Closed jul059 closed 5 years ago

jul059 commented 5 years ago

Leanify removes spaces it shouldn't in the attached .pptx file. The title looks like this in the original:

image

And gets transformed to this with leanify on default settings:

image

This may be the result of poor formatting in the original document, but it is still a valid .pptx that was created by someone who was not specifically trying to find bugs in leanify.

MMD1019DiaposOligoéléments 2019 (2) - Copie - Copie.pptx

JayXon commented 5 years ago

Thanks for the report, this is an interesting one.

The issue is caused by a few <a:t> </a:t> in slide1.xml being minimized to <a:t/>, this is working as intended from xml perspective because xml:space="preserved" was not specified, so it should be safe to strip whitespaces. If PowerPoint was relying on the spaces for formating, then xml:space="preserved" should be added to the xml.

What's weird is that Word documents actually have xml:space="preserved" in their xml, so Leanify can detect it and not strip space in that case (details at #3), maybe Microsoft forgot to do this for PowerPoint? Does anyone know how to file a bug report for PowerPoint?

@jul059 Which PowerPoint version was used to create this document?

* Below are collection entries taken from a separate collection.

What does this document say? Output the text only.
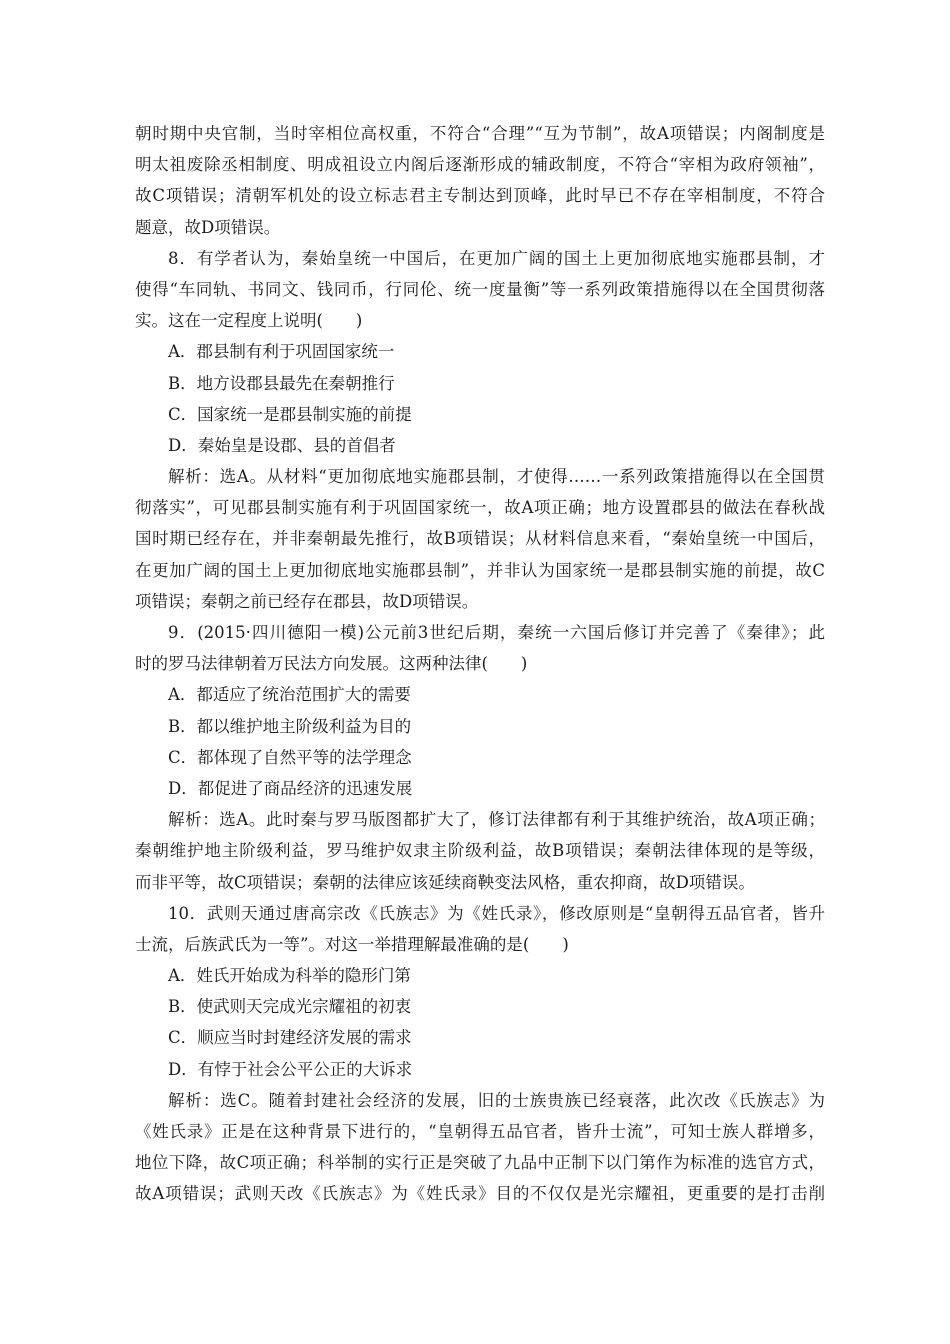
朝时期中央官制，当时宰相位高权重，不符合“合理”“互为节制”，故A项错误；内阁制度是
明太祖废除丞相制度、明成祖设立内阁后逐渐形成的辅政制度，不符合“宰相为政府领袖”，
故C项错误；清朝军机处的设立标志君主专制达到顶峰，此时早已不存在宰相制度，不符合
题意，故D项错误。
8．有学者认为，秦始皇统一中国后，在更加广阔的国土上更加彻底地实施郡县制，才
使得“车同轨、书同文、钱同币，行同伦、统一度量衡”等一系列政策措施得以在全国贯彻落
实。这在一定程度上说明(　　)
A．郡县制有利于巩固国家统一
B．地方设郡县最先在秦朝推行
C．国家统一是郡县制实施的前提
D．秦始皇是设郡、县的首倡者
解析：选A。从材料“更加彻底地实施郡县制，才使得……一系列政策措施得以在全国贯
彻落实”，可见郡县制实施有利于巩固国家统一，故A项正确；地方设置郡县的做法在春秋战
国时期已经存在，并非秦朝最先推行，故B项错误；从材料信息来看，“秦始皇统一中国后，
在更加广阔的国土上更加彻底地实施郡县制”，并非认为国家统一是郡县制实施的前提，故C
项错误；秦朝之前已经存在郡县，故D项错误。
9．(2015·四川德阳一模)公元前3世纪后期，秦统一六国后修订并完善了《秦律》；此
时的罗马法律朝着万民法方向发展。这两种法律(　　)
A．都适应了统治范围扩大的需要
B．都以维护地主阶级利益为目的
C．都体现了自然平等的法学理念
D．都促进了商品经济的迅速发展
解析：选A。此时秦与罗马版图都扩大了，修订法律都有利于其维护统治，故A项正确；
秦朝维护地主阶级利益，罗马维护奴隶主阶级利益，故B项错误；秦朝法律体现的是等级，
而非平等，故C项错误；秦朝的法律应该延续商鞅变法风格，重农抑商，故D项错误。
10．武则天通过唐高宗改《氏族志》为《姓氏录》，修改原则是“皇朝得五品官者，皆升
士流，后族武氏为一等”。对这一举措理解最准确的是(　　)
A．姓氏开始成为科举的隐形门第
B．使武则天完成光宗耀祖的初衷
C．顺应当时封建经济发展的需求
D．有悖于社会公平公正的大诉求
解析：选C。随着封建社会经济的发展，旧的士族贵族已经衰落，此次改《氏族志》为
《姓氏录》正是在这种背景下进行的，“皇朝得五品官者，皆升士流”，可知士族人群增多，
地位下降，故C项正确；科举制的实行正是突破了九品中正制下以门第作为标准的选官方式，
故A项错误；武则天改《氏族志》为《姓氏录》目的不仅仅是光宗耀祖，更重要的是打击削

I probably can implement some workaround for this in Leanify, but I think this is actually PowerPoint's fault.

jul059 commented 5 years ago

@JayXon the original file was handed to me by a teacher, so I have no idea where it came from. It might have been originally a .ppt file that was later converted to .pptx, or perhaps it was a keynote file that was converted to .pptx since I'm studying in an environment where Apple products are the norm. I have no way of knowing unless there is some hidden information inside the original file that I can look for. Please tell me if there is.

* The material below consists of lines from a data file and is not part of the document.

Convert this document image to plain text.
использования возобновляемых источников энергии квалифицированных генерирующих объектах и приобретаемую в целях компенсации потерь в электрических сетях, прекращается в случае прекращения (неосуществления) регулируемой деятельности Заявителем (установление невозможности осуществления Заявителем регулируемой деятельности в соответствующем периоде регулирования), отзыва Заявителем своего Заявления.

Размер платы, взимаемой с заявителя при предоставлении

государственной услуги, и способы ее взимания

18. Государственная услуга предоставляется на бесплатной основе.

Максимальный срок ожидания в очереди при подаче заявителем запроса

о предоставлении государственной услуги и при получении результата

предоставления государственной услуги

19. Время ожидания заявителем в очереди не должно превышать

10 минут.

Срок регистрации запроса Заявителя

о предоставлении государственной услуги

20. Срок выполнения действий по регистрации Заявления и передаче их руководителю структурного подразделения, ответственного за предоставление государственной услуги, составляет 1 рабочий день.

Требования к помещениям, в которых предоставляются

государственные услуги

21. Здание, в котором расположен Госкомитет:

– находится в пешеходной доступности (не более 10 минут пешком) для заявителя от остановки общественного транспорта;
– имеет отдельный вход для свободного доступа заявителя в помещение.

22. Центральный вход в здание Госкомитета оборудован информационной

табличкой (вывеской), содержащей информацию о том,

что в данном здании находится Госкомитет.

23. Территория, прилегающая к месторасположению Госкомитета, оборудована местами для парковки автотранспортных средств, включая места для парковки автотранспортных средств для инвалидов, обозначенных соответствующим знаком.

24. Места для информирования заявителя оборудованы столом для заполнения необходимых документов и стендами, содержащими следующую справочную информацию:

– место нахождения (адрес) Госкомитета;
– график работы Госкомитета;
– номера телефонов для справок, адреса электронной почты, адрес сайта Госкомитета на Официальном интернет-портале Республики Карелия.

I have used the latest PowerPoint for Windows (Version 1808 build 10730.20334 or 16.0.10730.20334) to create this new, single slide file by deleting every other slides.

You're right that it is probably PowerPoint's fault (or the converter's fault if it was originally in a different format). But since it is properly displayed by PowerPoint, it would seem that it may somehow "know" about it by displaying the spaces. It might therefore be an issue of PowerPoint's xml files not being strict xml files even though there is no mention of this anywhere. We've seen this with the old Internet Explorers where you would have to include a bunch of IE specific hacks to make sure the web page was displayed properly.

In any case, I think a workaround should be implemented even if a bug is fixed in PowerPoint since these faulty files already exist and are functional.